Paul Clarke drops some serious science on the San Francisco Chronicle in an exhaustive takeout about vermouth -- the history, notable brands (with tasting notes!), styles, and even recipes. Well worth your time.
Here's a wonderful sentence:
[From] the approach taken by most American bartenders - who typically dispense vermouth with atomizers, eyedroppers or simply a delicate hand when mixing martinis - vermouth could be considered some sort of bibulous antimatter.

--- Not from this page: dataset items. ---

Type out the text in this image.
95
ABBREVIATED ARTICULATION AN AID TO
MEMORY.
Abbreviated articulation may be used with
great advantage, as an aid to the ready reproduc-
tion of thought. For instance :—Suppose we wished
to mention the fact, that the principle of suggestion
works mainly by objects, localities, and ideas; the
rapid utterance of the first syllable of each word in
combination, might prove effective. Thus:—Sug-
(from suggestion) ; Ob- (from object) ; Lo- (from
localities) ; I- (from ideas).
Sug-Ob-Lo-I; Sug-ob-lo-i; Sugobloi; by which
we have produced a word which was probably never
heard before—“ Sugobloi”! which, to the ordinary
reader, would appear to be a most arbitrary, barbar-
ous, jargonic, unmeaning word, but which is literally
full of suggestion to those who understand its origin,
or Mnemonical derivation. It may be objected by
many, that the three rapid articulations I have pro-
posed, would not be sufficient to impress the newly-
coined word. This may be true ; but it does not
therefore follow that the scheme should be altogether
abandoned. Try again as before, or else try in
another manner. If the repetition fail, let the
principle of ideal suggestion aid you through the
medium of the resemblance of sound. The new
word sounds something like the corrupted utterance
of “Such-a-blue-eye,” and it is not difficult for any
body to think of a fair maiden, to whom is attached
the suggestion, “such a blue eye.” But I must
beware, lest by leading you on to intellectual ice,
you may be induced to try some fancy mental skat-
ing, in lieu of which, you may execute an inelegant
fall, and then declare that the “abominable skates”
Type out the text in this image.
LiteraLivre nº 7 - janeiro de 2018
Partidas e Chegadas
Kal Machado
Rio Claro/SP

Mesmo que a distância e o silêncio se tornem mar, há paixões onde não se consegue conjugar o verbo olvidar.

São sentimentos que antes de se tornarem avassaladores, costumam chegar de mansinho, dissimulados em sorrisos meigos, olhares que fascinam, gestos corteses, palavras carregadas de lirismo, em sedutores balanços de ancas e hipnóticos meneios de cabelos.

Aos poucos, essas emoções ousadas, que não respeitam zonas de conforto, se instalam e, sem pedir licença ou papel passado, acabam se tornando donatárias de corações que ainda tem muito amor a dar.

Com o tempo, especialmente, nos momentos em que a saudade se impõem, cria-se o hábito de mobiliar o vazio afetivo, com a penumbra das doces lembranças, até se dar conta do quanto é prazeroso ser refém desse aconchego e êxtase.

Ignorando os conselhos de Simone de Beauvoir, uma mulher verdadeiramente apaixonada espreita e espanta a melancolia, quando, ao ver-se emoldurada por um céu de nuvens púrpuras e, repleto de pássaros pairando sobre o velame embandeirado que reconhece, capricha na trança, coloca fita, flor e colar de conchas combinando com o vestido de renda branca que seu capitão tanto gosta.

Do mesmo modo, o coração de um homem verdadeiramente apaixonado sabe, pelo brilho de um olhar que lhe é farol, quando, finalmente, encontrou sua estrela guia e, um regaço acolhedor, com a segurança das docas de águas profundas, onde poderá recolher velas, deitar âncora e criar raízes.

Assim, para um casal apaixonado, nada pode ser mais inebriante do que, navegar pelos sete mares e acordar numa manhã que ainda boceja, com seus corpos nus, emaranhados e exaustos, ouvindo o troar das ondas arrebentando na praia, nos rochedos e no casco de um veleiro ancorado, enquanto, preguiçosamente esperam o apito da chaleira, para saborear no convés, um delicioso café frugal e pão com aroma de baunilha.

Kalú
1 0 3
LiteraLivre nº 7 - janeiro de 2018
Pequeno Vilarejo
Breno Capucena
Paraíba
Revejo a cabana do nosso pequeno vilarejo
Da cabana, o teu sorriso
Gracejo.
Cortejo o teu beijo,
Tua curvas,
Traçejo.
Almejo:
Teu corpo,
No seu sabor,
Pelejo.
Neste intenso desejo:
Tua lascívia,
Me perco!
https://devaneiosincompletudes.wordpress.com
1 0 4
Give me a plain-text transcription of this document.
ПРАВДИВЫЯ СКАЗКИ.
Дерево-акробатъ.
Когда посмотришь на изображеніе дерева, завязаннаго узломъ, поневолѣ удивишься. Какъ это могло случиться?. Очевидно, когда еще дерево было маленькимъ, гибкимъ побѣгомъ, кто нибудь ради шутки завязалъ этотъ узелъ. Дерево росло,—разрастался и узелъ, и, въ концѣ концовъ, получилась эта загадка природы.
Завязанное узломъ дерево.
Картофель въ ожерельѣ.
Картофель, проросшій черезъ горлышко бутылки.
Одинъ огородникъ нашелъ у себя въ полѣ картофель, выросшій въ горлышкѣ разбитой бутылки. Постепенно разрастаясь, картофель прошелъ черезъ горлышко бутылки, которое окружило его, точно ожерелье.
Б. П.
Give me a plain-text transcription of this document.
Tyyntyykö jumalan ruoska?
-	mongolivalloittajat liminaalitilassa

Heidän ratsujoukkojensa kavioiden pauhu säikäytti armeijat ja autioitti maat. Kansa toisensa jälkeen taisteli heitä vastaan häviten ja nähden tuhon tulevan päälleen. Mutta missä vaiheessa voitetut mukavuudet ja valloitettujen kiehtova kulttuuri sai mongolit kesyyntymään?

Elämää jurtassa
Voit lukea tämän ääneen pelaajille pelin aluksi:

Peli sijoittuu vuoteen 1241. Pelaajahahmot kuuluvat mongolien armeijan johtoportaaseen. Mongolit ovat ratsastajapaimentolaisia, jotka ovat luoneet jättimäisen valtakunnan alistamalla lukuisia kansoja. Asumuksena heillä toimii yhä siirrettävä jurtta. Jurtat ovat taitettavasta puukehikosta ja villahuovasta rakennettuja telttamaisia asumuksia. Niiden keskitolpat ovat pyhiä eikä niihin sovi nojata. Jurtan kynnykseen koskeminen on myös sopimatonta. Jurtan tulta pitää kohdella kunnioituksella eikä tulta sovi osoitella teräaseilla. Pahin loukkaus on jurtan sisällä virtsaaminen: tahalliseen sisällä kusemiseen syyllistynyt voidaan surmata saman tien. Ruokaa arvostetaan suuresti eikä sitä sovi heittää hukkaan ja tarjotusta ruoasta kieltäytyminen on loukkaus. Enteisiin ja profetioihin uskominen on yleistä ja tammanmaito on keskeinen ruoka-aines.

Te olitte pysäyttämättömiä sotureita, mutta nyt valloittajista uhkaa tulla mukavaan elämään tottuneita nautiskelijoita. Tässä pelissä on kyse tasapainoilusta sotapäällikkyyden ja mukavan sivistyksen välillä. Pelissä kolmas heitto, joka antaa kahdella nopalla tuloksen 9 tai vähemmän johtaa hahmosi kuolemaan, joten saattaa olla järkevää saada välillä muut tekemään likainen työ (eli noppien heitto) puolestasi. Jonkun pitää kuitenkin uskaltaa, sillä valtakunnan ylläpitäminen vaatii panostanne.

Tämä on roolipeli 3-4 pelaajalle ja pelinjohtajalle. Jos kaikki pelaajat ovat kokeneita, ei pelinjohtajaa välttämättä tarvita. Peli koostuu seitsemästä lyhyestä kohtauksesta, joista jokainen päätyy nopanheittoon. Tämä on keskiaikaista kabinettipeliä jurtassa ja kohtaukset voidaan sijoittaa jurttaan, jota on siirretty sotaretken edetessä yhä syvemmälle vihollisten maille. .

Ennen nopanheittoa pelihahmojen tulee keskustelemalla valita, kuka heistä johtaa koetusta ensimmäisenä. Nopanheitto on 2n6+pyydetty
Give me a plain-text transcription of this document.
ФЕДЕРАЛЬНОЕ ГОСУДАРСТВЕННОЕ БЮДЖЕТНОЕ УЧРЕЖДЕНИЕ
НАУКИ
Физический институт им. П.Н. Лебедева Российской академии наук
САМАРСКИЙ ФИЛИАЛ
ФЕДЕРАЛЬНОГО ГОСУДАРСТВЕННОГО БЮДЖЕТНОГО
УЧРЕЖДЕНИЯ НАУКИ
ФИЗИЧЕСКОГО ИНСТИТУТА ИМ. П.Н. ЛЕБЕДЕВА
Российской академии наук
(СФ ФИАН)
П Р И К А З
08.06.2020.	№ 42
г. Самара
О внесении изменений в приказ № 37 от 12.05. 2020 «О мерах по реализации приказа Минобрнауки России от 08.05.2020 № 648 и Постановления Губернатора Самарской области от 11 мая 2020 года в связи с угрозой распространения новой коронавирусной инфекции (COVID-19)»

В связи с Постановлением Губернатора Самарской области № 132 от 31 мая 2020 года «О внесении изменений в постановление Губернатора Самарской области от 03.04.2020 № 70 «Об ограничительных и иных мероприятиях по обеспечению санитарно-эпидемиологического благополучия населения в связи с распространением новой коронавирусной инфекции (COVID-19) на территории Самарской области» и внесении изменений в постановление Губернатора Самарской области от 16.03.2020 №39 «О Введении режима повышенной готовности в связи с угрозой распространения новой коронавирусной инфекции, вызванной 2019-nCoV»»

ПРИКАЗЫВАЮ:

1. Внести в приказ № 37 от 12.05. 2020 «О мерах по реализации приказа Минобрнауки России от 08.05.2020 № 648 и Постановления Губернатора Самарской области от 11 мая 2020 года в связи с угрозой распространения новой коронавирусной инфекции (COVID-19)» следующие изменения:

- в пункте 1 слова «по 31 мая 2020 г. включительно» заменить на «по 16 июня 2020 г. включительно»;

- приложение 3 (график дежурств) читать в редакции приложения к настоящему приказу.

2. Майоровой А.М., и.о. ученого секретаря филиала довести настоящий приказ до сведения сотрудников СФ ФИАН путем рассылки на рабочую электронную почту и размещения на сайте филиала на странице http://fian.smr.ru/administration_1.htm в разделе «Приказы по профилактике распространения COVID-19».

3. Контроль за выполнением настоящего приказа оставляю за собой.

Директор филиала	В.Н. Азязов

And that's an accurate observation, too; last week at Landmarc, I ordered a Hendrick's Martini to go with my steak salad. "And don't be shy with the vermouth," I requested. Our waiter was surprised and said he'd be sure to note that, and mentioned that their Martinis didn't have vermouth unless the customer requested. I emphasized that I did most certainly request it, and that a Martini without vermouth is just cold gin (or worse, vodka. Why drink an ice-cold glass of something that's alcoholic but legally flavorless?) The waiter got it, and shortly delivered a pretty good Martini. (I'd previously gotten some fine Manhattans at the bar there, so I knew that they knew what they were doing, even if their customers are gun-shy with the vermouth.)
But yeah, this blanket fear that vermouth is made up of equal parts fortified wine and plutonium has got to go -- it's just a flavor, and a good one at that. (And as Clarke makes sure to emphasize, store your vermouth in the fridge, and it does turn once opened -- that's probably a large part of why some people hate the stuff.) Viva vermouth!